Oh, that song - you know, Time, by Hootie and the Blowfish. I love that song and their 1994 album "Cracked Rear View." Lots of radio play in the mid-90's and that folk-rock sound of theirs.

Anyway, in the past few weeks -- even more than usual -- I've been living by this agenda of mine, consumed by an hour-by-hour schedule of work, school and so on. In the middle of class I make lists -- lists with dozens of minor bullet points that have gotten put on the back burner: call the laundry company -- residents haven't been able to use the washing machine all semester in our lounge. Fill out this or that form. Pay the library fine from freshman year. Get internship papers in.

Much of what we have to do is merited and needs to be accomplished efficiently and so on, but constantly I find my mind journeying at lightning-speed to these to-do's -- life things, for sure, but not life-giving things.

Why is it that I am content to be consumed by these ends -- these ends that too quickly become end-alls in my hours and days and weeks?

When I believe -- even for a moment -- that accomplishing tasks somehow will bring me a sense of satisfaction, I am not embracing truth and need to repent and turn to God for new strength and renewed desire to seek Him harder. As believers, we have to be choosing to fight for joy in Jesus Christ, in a Western culture where we barter with one another to be penciled into each other's lives, where time is big money, where we long for authentic, unhindered hours together but spend time behind LCD screens instead, where we overbook and wear ourselves so thin that the only option seems to be evenings of closed doors and crashing on the couch.

Oh, but this is me -- and I need to be changed.

As believers in America, we really have to cry out to God to change what comes so naturally for us -- measuring value by passing minutes, contentment with running so hard that we make ourselves sick.

For me, I could choose to not check my cell phone for the time twenty-five times during Linguistics or leave just enough time to grab-and-go for lunch before hitting the Quad for the day. I could wake up earlier so that evenings could free up for time with friends or I could turn off my laptop so that I'm not writing dozens of e-mails minutes before I hit the sack.

All of those goals seem reachable, but you know what? I need real heart-change that can only be initiated by our Lord. In humility, I must plead for real rest in Him. In honesty, I must invite other believers alongside me to be intentional about fighting for joy.

There's this great resource through a Campus Crusade for Christ website that explores why aligning ourselves with God's purposes on a daily basis is so vital. Here's a quote from Jean Fleming's Food for the Soul:

A Time to Refocus

Quiet time (a.k.a. prayer, reading the Bible, trusting the Spirit, hearing from God) can keep you from frittering your life away on the extraneous, the peripheral. In a culture that exalts and feeds busyness, quiet time can refocus your attention daily on what really matters. God will remind you that your relationship with Him is supreme; every thing else must be subordinate to that relationship. When you pause in God’s presence, the fog clears and values sharpen. You realign yourself with the commitments you’ve made to God and others. The important things emerge, and the secondary things recede one again. The busier you are, the more desperately you need the pause that refreshes.
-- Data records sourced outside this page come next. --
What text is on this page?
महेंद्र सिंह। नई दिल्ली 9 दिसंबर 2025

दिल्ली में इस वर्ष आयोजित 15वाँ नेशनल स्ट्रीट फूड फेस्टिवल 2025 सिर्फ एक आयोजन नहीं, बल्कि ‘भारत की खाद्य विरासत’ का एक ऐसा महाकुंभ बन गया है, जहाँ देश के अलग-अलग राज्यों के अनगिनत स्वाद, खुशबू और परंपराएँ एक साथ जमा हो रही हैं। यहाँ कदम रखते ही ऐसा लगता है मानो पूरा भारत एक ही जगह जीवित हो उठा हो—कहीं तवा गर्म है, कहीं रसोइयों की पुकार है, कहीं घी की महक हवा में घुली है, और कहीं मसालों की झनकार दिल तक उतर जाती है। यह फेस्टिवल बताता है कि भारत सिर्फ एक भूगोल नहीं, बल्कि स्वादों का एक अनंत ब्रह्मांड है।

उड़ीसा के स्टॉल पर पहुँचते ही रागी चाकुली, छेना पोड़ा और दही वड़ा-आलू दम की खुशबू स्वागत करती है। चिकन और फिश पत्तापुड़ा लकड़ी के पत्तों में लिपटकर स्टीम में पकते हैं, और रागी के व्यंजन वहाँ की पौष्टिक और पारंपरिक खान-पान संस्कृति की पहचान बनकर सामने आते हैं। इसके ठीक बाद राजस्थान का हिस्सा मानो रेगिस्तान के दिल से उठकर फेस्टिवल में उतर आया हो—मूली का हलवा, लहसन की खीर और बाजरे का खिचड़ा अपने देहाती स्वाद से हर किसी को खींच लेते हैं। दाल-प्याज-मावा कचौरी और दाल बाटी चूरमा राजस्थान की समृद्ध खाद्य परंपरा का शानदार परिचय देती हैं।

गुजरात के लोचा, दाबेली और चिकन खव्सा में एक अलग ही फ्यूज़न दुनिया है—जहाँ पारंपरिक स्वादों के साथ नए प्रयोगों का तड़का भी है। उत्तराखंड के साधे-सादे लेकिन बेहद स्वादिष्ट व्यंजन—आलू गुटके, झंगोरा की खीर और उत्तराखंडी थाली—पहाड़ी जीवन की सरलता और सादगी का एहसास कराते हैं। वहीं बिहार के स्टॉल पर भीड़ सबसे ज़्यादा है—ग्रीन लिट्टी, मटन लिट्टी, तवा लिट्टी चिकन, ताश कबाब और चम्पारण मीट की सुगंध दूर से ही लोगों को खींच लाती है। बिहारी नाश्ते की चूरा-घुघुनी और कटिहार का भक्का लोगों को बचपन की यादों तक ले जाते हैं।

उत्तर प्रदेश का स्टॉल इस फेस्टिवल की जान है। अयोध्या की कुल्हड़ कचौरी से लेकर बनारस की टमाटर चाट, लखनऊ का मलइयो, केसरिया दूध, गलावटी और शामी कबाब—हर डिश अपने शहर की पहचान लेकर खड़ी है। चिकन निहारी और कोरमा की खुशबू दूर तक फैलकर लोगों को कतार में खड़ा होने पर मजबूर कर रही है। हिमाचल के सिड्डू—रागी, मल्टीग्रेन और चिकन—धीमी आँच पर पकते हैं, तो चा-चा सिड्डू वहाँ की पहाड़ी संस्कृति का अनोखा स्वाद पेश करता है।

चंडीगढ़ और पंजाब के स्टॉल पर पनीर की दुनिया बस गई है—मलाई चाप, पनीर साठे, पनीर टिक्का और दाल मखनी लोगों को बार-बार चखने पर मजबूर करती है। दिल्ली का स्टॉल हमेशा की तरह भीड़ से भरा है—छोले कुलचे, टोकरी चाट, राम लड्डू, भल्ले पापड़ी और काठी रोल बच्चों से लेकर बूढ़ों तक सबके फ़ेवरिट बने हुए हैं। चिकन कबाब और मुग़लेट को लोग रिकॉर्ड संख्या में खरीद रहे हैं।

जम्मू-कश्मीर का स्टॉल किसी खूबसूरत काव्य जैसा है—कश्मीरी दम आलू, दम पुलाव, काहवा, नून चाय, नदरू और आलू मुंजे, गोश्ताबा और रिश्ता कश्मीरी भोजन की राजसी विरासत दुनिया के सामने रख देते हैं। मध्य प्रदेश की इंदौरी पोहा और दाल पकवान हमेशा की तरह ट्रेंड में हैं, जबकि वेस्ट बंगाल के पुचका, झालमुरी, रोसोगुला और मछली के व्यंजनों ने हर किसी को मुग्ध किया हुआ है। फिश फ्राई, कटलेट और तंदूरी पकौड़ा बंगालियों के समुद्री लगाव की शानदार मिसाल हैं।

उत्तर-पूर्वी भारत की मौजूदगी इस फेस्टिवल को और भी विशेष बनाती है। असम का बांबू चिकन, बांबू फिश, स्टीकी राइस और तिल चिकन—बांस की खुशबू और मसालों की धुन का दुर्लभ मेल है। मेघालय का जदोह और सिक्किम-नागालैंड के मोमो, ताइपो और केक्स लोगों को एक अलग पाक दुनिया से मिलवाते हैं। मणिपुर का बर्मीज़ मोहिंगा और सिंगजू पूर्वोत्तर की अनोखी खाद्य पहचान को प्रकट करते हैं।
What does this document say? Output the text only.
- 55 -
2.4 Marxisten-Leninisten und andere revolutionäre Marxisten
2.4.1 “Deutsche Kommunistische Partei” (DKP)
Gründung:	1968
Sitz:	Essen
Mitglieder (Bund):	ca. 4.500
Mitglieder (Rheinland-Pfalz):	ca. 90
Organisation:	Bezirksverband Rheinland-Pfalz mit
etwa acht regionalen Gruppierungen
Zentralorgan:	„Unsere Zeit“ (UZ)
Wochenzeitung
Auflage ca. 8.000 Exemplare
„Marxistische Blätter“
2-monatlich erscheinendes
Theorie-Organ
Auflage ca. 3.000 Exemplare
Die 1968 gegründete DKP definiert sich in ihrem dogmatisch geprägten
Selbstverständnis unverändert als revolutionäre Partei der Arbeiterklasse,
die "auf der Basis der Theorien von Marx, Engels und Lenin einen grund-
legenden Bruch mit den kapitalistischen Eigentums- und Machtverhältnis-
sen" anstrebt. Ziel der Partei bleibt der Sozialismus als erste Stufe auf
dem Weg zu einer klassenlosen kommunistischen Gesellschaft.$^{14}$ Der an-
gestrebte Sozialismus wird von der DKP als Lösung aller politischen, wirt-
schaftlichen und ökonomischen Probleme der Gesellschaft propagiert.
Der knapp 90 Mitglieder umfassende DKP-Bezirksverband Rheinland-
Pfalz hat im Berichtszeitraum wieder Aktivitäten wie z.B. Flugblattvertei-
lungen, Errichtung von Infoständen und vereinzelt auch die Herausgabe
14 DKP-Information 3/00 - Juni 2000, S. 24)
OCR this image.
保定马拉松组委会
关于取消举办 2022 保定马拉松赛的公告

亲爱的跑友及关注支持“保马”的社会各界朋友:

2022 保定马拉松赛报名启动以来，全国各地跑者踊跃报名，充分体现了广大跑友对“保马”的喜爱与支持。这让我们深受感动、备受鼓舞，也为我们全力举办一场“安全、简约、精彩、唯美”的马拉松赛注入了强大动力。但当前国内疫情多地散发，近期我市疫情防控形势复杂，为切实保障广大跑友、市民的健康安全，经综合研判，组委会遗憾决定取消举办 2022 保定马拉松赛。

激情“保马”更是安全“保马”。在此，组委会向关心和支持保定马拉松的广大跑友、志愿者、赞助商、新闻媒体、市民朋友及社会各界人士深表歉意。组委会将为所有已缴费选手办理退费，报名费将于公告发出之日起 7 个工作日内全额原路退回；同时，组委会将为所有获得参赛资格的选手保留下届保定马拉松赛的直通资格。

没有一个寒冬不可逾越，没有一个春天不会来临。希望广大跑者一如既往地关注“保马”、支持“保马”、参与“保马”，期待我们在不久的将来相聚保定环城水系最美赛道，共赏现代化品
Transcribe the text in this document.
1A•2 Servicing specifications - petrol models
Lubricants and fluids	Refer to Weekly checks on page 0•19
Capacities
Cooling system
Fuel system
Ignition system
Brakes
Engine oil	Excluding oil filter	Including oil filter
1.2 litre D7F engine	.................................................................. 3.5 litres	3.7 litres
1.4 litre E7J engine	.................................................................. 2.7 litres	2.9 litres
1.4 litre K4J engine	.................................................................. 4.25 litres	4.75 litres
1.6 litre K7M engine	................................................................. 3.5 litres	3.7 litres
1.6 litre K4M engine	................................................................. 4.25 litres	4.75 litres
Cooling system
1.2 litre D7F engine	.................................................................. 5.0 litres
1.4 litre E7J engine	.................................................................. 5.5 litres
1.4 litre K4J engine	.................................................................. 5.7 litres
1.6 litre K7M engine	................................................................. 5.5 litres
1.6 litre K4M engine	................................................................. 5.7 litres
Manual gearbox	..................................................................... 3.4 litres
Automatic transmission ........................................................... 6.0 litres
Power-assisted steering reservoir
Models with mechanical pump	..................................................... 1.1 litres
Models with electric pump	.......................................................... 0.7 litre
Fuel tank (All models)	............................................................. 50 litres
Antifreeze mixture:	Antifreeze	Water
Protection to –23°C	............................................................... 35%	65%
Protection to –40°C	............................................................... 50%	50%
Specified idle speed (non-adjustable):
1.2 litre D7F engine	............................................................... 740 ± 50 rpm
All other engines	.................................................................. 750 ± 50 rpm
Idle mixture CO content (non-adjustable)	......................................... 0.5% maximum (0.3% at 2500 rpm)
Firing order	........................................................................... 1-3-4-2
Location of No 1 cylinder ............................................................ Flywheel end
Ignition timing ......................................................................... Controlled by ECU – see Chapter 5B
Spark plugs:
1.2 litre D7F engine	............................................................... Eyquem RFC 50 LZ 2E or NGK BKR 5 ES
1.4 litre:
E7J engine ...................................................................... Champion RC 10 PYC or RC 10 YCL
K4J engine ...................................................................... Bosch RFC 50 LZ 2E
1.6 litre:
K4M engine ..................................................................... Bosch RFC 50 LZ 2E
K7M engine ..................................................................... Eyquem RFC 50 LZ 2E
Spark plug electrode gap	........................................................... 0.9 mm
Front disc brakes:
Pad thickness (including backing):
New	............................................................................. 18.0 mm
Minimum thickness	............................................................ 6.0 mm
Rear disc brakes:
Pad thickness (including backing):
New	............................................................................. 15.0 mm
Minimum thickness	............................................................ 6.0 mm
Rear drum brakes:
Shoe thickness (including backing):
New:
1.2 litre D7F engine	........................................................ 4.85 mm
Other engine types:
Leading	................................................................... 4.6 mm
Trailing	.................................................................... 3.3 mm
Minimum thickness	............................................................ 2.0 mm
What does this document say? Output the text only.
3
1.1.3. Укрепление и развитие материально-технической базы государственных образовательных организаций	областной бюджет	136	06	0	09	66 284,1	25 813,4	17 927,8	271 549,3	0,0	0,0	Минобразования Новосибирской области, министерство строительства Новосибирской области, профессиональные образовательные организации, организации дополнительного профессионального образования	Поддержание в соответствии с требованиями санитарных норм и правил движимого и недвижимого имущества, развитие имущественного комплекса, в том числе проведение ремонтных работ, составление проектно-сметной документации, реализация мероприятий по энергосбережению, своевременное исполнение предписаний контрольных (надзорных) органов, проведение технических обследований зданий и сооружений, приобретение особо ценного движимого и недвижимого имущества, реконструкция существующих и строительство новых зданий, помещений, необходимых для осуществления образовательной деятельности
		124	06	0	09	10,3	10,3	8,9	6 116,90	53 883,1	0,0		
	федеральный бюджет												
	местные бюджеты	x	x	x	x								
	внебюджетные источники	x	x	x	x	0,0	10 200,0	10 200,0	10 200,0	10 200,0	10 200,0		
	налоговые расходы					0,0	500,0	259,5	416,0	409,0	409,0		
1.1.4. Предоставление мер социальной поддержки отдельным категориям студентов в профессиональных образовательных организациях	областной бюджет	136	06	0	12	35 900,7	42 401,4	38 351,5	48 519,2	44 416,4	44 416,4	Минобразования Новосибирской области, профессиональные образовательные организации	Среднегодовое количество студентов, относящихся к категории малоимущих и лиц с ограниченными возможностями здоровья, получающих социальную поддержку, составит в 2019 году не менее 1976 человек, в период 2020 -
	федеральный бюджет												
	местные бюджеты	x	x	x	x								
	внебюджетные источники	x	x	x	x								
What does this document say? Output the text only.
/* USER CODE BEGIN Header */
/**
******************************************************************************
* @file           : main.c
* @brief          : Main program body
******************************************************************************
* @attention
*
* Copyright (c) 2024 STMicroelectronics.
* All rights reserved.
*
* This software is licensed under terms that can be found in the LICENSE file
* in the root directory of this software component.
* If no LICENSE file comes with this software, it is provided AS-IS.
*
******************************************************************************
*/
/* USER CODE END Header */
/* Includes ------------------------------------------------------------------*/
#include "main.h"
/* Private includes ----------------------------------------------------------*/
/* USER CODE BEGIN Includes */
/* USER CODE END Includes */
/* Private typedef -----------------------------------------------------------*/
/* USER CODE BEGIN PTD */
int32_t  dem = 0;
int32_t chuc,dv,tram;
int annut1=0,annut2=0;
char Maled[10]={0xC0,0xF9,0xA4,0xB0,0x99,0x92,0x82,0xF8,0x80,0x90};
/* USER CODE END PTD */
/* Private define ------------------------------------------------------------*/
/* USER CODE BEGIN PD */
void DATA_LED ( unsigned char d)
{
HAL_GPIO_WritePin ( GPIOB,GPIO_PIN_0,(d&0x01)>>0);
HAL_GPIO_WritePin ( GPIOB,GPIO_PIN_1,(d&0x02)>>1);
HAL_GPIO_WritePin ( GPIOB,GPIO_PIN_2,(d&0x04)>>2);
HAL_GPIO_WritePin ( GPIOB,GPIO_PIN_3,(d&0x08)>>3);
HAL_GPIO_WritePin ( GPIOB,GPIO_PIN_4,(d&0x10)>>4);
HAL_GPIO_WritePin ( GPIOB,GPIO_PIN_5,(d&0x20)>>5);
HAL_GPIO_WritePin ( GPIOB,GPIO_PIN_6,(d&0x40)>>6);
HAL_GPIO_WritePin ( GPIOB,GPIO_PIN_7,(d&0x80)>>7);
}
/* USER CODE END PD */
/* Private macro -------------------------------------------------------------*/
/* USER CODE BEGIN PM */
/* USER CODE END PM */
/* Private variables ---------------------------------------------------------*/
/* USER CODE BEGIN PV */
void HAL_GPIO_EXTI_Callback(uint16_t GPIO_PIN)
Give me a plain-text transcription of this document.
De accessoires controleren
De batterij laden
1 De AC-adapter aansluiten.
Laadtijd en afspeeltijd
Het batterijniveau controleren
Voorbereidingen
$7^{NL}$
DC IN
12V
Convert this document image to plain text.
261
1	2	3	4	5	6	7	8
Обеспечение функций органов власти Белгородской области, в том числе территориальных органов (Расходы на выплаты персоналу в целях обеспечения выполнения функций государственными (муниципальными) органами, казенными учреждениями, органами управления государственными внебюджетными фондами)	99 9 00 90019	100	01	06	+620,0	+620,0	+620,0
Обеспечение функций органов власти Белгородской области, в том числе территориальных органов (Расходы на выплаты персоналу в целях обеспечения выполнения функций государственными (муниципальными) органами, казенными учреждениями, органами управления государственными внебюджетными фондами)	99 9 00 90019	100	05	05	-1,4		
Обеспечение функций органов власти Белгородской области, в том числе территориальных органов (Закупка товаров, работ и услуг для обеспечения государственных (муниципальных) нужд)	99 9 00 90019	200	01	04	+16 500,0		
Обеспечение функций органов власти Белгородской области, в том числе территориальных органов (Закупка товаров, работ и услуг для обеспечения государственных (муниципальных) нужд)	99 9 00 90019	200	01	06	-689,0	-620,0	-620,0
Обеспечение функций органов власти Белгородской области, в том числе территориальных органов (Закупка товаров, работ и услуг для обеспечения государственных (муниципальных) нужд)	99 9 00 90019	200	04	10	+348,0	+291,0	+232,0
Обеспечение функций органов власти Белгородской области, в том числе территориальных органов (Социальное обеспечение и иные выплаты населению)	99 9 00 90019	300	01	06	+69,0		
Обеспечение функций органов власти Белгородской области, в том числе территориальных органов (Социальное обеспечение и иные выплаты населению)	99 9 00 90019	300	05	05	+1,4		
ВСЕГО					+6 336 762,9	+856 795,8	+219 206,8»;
I can see the reality of this in my own life. If I am not depending on Jesus and interceding in prayer, my efforts -- in classwork, friendships, ministry and so on -- can end up being tasks instead of big-time joys. In order to fully understand His plan and even what really is important, I have to be WITH Him! Isn't it funny that what makes the most sense is the hardest discipline to develop?

Really, it should be simple.

Jesus says, "Come to Me," so I should go.

It's that time when words here must be reality.